CJUE du 16 janvier 2025, C-642/23 Flightright GmbH contre Etihad Airways P.J.S.C.
Lorsqu’un vol est annulé ou retardé, ou qu’un passager fait l’objet d’un refus d’embarquement au départ ou à l’arrivée d’un pays membre de l’Union européenne, le Règlement CE n° 261/2004 prévoit une indemnisation, dont le montant dépend de la distance de vol.
Dans l’affaire portée devant la Cour de justice de l’Union européenne (ci-après « CJUE »), une société spécialisée dans la défense des droits passagers aériens avait saisi la justice contre une compagnie, aux fins d’obtention du remboursement du billet d’un passager dont le vol avait été annulé. Ce passager avait accepté une offre de compensation sous forme de « miles » sur un compte de fidélité, mais ces derniers n’avaient pas été crédités. La société avait alors demandé un remboursement en numéraire.
Deux questions sont alors relevées devant la Cour :
La création d’un compte de fidélité sur le site de la compagnie aérienne, dans l’attente du crédit de « miles », constitue-t-elle un accord signé du passager pour accepter le remboursement sous forme de bons de voyage, comme l’exige l’article 7, paragraphe 3, du Règlement CE n° 261/2004 ?
Si une telle acceptation est reconnue, le passager peut-il révoquer l’accord initialement délivré pour obtenir le remboursement en numéraire du billet, si la compagnie aérienne ne crédite pas les « miles » promis ?

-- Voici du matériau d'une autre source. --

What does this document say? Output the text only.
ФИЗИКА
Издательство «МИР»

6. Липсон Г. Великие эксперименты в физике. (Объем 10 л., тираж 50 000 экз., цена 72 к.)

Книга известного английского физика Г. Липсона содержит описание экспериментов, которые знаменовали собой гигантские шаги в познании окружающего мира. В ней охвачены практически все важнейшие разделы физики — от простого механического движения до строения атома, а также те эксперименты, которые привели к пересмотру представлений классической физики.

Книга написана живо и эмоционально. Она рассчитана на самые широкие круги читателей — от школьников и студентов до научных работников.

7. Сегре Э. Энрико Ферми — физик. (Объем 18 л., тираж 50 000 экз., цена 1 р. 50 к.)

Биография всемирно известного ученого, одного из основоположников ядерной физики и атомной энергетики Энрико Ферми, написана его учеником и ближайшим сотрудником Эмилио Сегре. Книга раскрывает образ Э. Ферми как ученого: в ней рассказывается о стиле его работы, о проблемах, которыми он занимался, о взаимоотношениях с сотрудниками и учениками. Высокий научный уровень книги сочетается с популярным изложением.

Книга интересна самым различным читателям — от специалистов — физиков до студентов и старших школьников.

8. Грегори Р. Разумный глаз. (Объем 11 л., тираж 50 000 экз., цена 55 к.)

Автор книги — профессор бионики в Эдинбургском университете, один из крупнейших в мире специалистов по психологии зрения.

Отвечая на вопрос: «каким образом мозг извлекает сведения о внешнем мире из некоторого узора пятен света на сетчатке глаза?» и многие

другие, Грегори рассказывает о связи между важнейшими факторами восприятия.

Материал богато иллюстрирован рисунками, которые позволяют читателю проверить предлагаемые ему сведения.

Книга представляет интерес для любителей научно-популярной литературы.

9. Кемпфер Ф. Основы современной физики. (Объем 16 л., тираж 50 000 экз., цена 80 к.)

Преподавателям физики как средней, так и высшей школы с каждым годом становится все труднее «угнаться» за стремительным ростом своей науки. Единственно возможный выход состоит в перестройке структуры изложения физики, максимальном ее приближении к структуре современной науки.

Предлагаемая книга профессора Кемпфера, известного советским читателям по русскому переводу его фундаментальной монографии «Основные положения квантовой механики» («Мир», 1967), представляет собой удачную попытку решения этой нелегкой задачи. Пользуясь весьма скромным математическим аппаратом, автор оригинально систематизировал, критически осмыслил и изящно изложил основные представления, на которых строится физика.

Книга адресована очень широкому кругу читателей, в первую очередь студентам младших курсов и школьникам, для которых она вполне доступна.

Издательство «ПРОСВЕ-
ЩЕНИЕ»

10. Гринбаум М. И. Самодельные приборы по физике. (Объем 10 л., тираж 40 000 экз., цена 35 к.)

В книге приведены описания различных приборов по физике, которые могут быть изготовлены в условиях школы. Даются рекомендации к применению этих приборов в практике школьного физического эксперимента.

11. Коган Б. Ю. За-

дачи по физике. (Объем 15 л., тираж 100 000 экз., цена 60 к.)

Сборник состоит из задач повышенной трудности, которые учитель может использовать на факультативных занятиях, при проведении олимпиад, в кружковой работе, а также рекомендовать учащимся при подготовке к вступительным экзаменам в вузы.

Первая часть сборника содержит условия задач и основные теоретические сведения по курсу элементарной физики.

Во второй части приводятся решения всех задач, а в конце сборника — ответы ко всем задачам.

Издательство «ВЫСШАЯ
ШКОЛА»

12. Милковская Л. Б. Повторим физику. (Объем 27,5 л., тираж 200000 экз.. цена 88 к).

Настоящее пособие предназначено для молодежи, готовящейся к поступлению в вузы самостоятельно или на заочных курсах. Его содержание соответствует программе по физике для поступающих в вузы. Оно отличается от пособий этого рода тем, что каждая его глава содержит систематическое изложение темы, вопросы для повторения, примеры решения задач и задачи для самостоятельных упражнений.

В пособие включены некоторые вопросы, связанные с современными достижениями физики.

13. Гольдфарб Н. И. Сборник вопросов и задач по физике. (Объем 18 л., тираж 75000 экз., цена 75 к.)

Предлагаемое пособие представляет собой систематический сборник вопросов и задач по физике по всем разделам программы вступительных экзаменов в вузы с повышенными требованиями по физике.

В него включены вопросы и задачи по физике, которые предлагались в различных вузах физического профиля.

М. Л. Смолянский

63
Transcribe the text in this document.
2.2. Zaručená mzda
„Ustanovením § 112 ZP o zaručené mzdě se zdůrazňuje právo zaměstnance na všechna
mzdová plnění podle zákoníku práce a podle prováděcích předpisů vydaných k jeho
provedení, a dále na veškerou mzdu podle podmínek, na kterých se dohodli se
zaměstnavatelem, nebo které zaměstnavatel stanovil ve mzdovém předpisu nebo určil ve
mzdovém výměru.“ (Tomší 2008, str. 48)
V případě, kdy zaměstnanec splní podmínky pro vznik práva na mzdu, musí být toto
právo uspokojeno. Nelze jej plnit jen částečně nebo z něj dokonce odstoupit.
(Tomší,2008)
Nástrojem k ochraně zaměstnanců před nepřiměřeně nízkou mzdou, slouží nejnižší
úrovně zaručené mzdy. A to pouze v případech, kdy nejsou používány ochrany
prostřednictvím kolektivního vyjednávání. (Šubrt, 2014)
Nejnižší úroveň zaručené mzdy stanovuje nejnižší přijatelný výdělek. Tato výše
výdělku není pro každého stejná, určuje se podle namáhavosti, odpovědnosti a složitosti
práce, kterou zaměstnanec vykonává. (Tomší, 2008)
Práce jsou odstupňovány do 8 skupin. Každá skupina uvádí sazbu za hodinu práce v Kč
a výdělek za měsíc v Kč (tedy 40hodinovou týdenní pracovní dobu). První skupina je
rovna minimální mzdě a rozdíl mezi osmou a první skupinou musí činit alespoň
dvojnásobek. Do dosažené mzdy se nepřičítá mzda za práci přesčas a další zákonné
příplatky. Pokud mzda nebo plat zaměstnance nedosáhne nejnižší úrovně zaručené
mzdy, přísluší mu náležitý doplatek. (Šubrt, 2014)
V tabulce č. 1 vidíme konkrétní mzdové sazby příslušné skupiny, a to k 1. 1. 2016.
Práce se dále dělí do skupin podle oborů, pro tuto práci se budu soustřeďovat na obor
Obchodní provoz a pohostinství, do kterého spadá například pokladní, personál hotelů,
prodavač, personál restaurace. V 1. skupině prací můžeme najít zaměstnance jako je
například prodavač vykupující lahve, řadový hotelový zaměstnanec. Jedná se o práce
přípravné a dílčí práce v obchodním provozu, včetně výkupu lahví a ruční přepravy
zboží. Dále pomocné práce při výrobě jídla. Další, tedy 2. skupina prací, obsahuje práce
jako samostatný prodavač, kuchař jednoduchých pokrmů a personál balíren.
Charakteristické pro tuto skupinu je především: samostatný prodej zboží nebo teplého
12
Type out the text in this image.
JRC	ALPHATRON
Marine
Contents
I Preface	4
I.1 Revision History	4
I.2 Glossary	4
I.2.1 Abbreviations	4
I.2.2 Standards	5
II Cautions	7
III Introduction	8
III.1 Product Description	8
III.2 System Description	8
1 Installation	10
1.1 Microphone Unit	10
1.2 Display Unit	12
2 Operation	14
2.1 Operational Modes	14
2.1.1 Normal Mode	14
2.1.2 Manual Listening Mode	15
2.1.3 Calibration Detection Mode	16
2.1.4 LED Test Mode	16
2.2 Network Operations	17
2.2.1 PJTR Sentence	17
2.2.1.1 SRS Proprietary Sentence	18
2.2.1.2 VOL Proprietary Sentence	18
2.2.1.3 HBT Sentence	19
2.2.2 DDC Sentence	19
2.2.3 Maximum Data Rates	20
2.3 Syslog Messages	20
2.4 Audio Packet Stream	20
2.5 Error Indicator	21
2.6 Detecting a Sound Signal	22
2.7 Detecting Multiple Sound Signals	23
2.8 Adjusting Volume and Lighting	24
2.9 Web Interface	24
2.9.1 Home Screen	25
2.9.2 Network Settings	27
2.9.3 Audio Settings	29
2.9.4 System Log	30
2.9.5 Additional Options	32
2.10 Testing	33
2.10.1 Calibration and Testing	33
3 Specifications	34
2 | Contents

La CJUE estime que la création d’un compte de fidélité par le passager ne constitue pas en soi un « accord signé » explicite et univoque pour accepter le remboursement sous forme de « miles » ou de bons de voyage. Pour être valable, le consentement doit être donné de manière claire et éclairée.
Dans ce cas, la simple création d’un compte de fidélité en vue de recevoir des « miles » peut simplement refléter une volonté de participer au programme de fidélité du transporteur et ne constitue pas nécessairement un choix éclairé du passager quant au mode de remboursement.
Se fondant sur la combinaison des articles 8, paragraphe 1, sous a) et 7, paragraphe 3, du Règlement CE n° 261/2004, elle affirme que le passager dont le vol est annulé ne peut être considéré comme ayant donné son accord signé pour un remboursement en bons de voyage au seul motif qu’il a créé un compte de fidélité sur le site de la compagnie aérienne. Un tel accord requiert une acceptation explicite, définitive et univoque, en ce que le passager doit avoir été clairement informé et avoir expressément choisi cette option.
Ainsi, cette décision renforce la protection des passagers en matière de remboursement de vols annulés et clarifie l’interprétation du Règlement CE n° 261/2004.